McGee Creek State Park—Atoka
Serving as a gateway to southeastern Oklahoma’s Choctaw Country along the southwestern edge of the Ouachita Mountains, McGee Creek State Park is a secluded and scenic getaway you won’t forget. This 2,600-acre park is an excellent place to lose yourself under star cover, surrounded by rolling, wooded hills and rock formations. Cast your line at the McGee Creek Reservoir for bass and catfish by day, then kick back after the sun goes down and cast your eyes skyward. With more than 200 primitive campsites throughout the park, you’ve got plenty of opportunities to connect with nature in the open air, but you might also choose to stay in one of eight rustic lake huts. Each 12-ft x 24-ft structure includes a back porch overlooking the lake, bunk beds, a fireplace and air conditioning, making it a great option for a cozy state park stay with all the comforts of home.

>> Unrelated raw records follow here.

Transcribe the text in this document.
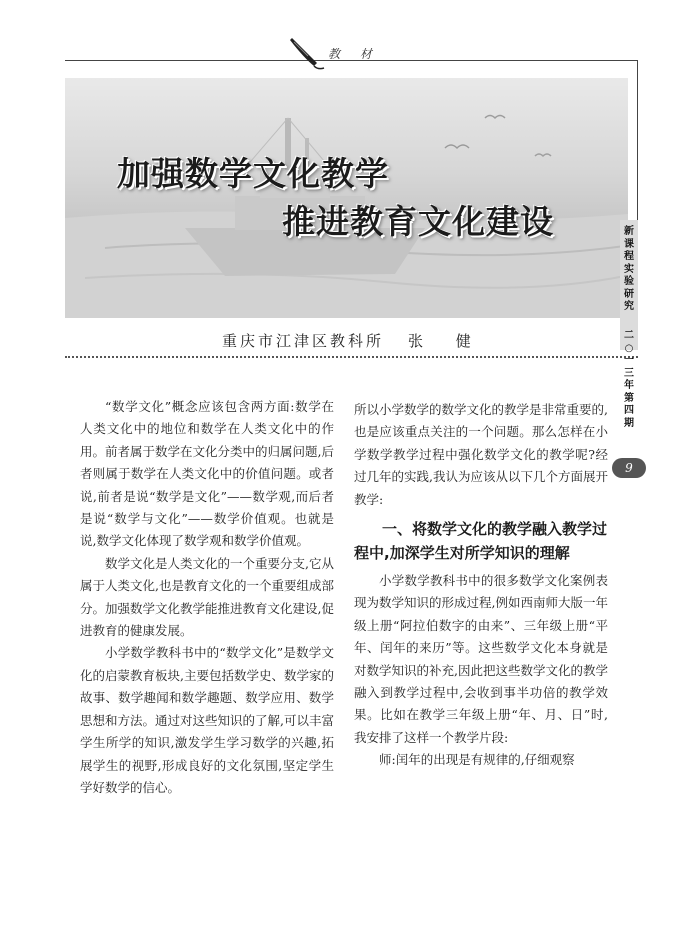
教 材
加强数学文化教学
推进教育文化建设
重庆市江津区教科所 张 健
新
课
程
实
验
研
究
二
○
一
三
年
第
四
期
9

“数学文化”概念应该包含两方面:数学在人类文化中的地位和数学在人类文化中的作用。前者属于数学在文化分类中的归属问题,后者则属于数学在人类文化中的价值问题。或者说,前者是说“数学是文化”——数学观,而后者是说“数学与文化”——数学价值观。也就是说,数学文化体现了数学观和数学价值观。

数学文化是人类文化的一个重要分支,它从属于人类文化,也是教育文化的一个重要组成部分。加强数学文化教学能推进教育文化建设,促进教育的健康发展。

小学数学教科书中的“数学文化”是数学文化的启蒙教育板块,主要包括数学史、数学家的故事、数学趣闻和数学趣题、数学应用、数学思想和方法。通过对这些知识的了解,可以丰富学生所学的知识,激发学生学习数学的兴趣,拓展学生的视野,形成良好的文化氛围,坚定学生学好数学的信心。

所以小学数学的数学文化的教学是非常重要的,也是应该重点关注的一个问题。那么怎样在小学数学教学过程中强化数学文化的教学呢?经过几年的实践,我认为应该从以下几个方面展开教学:

一、将数学文化的教学融入教学过程中,加深学生对所学知识的理解

小学数学教科书中的很多数学文化案例表现为数学知识的形成过程,例如西南师大版一年级上册“阿拉伯数字的由来”、三年级上册“平年、闰年的来历”等。这些数学文化本身就是对数学知识的补充,因此把这些数学文化的教学融入到教学过程中,会收到事半功倍的教学效果。比如在教学三年级上册“年、月、日”时,我安排了这样一个教学片段:

师:闰年的出现是有规律的,仔细观察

A stargazing trip to McGee Creek State Park is a fantastic way to kick off a road trip on the Kiamichi Trace. Stretching from the banks of the Red River to Fort Smith, Arkansas, this stretch of US Hwy 271 was once a military trail but is now a scenic drive loaded with can’t-miss attractions. Check out one-of-a-kind roadside oddities like Showman’s Rest at Mount Olivet Cemetery in Hugo—where you can see the final resting place of circus performers who once spent winters in the area—and explore the fascinating Spiro Mounds Archeological Center near the Arkansas border, the only prehistoric Native American archeological site open to the public in Oklahoma.
Ouachita National Forest
The Talimena National Scenic Byway is best known as one of Oklahoma's most breathtaking drives, but the surrounding area is also excellent for stargazing. Explore the rolling wooded timber of the Ouachita National Forest by day, then watch as the sky comes to life in a vivid dance of shimmering stars after the sun sets. The Cedar Lake National Recreation Area is a particularly great place to take in the sights. You'll feel small in the best way after a night under the stars in this beautiful area. After sunrise, get ready for more breathtaking sights as you marvel at scenic vistas, explore miles of hiking trails or just kick back and enjoy some R&R at your campsite.
If traditional camping isn’t quite your thing, check out some of the area’s great lodging options. Those looking for indoor amenities will want to book a room at the Billy Creek Cabins in Muse, a large two-bedroom property where you can explore the Billy Creek Recreation Area and take in views of the starlit Ouachita Mountains from the comfort of your screened-in porch. Come see what makes this beautiful area of the state a great place to look up at the stars.